A California state court recently struck down that state’s attempt to impose racial, ethnic and LGBT quotas on boards of directors of publicly traded corporations with headquarters in the state.

Judge Terry Green of the Central District of California granted summary judgment to three state taxpayers who sued the California Secretary of State over Assembly Bill 979 (AB 979), passed by the state legislature in 2020, which required corporations to comply with quota requirements by the end of 2021, which were then increased for 2022.

The taxpayers are represented by Judicial Watch, a conservative, non-partisan educational foundation that “seeks to ensure that political and judicial officials do not abuse the powers entrusted to them by the American people.”

AB 979 required publicly traded corporations headquartered in California to have, by the close of 2021, a minimum of one director from an “underrepresented community” on its board, as defined in the statute. And by the end of 2022, corporations with nine or more directors were required to have three such directors, with two directors from underrepresented communities for corporations with five to eight directors.

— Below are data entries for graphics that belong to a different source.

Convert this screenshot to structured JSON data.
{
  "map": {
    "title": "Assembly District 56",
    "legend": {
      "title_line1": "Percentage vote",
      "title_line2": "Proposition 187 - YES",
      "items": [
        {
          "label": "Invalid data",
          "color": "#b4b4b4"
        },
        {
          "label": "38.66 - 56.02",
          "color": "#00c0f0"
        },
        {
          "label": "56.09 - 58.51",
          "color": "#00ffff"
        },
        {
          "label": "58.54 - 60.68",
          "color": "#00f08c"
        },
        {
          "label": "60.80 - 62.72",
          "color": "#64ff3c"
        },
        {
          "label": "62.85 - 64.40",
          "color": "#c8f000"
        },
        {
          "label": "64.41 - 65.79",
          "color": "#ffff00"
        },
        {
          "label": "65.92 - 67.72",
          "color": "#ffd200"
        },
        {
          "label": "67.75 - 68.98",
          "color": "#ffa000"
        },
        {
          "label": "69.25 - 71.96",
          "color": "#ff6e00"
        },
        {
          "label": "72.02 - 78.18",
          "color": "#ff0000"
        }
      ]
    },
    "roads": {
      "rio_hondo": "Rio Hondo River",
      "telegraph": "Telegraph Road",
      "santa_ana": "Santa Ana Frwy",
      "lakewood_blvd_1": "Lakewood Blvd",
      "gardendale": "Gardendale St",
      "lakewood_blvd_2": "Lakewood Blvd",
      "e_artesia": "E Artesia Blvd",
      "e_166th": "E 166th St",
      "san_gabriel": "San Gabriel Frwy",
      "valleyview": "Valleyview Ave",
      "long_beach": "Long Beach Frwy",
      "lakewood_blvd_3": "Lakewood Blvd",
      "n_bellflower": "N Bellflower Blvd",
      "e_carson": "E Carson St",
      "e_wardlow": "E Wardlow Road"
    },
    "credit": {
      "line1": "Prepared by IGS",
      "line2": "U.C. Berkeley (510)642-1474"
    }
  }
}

The law defined “underrepresented community” as “an individual who self-identifies as Black, African American, Hispanic, Latino, Asian, Pacific Islander, Native American, Native Hawaiian, or Alaska Native, or who self-identifies as gay, lesbian, bisexual, or transgender.”

The problem is, however, that such a law violates the California Constitution’s guarantee of equal protection of the laws (Article I, Section 7), as Judicial Watch alleged in its lawsuit. Essentially, the state of California cannot pass a law and expend taxpayer funds to enforce a law that draws distinctions between groups of people, unless it has a compelling interest.

And a belief that the private business sector has historically discriminated against certain underrepresented minorities in the composition of boards of directors is not a “compelling interest.”

“This historic California court decision declared unconstitutional one of the most blatant and significant attacks in the modern era on constitutional prohibitions against discrimination,” said Judicial Watch President Tom Fitton in a press release. “In its ruling [on April 1], the court upheld the core American value of equal protection under the law. Judicial Watch’s taxpayer clients are heroes for standing up for civil rights against the Left’s pernicious efforts to undo anti-discrimination protections.”

Even the California Assembly understood that AB 979 was constitutionally suspect when it passed the bill, according to Judicial Watch.

“Indeed, a Senate Floor Analysis produced during deliberation on the legislation concluded the bill draws distinctions based on race and ethnicity, and therefore, it is ‘suspect’ and that ‘the existence of general societal discrimination will not ordinarily satisfy courts.’ Also, according to the Assembly Appropriations Committee, AB 979 ‘will result in ongoing costs in the hundreds of thousands of dollars to gather demographic information and compile a report on this data on its internet website.’”

Although Judge Green did not issue a detailed opinion outlining his reasons for granting summary judgment, he undoubtedly looked to the U.S. Supreme Court’s decision in Parents Involved in Community Schools v. Seattle School District No. 1, in which Chief Justice John Roberts famously opined, “The way to stop discrimination on the basis of race is to stop discriminating on the basis of race.”

In other words, the government cannot rectify what it perceives to be discrimination by imposing its own form of discrimination in return.

Judicial Watch is also challenging another California law, SB 826, that imposed quotas on publicly held corporate boards to include at least one director “who self-identifies her gender as a woman.” That lawsuit is still in progress.

The “underrepresented minority” case is Crest v. Padilla.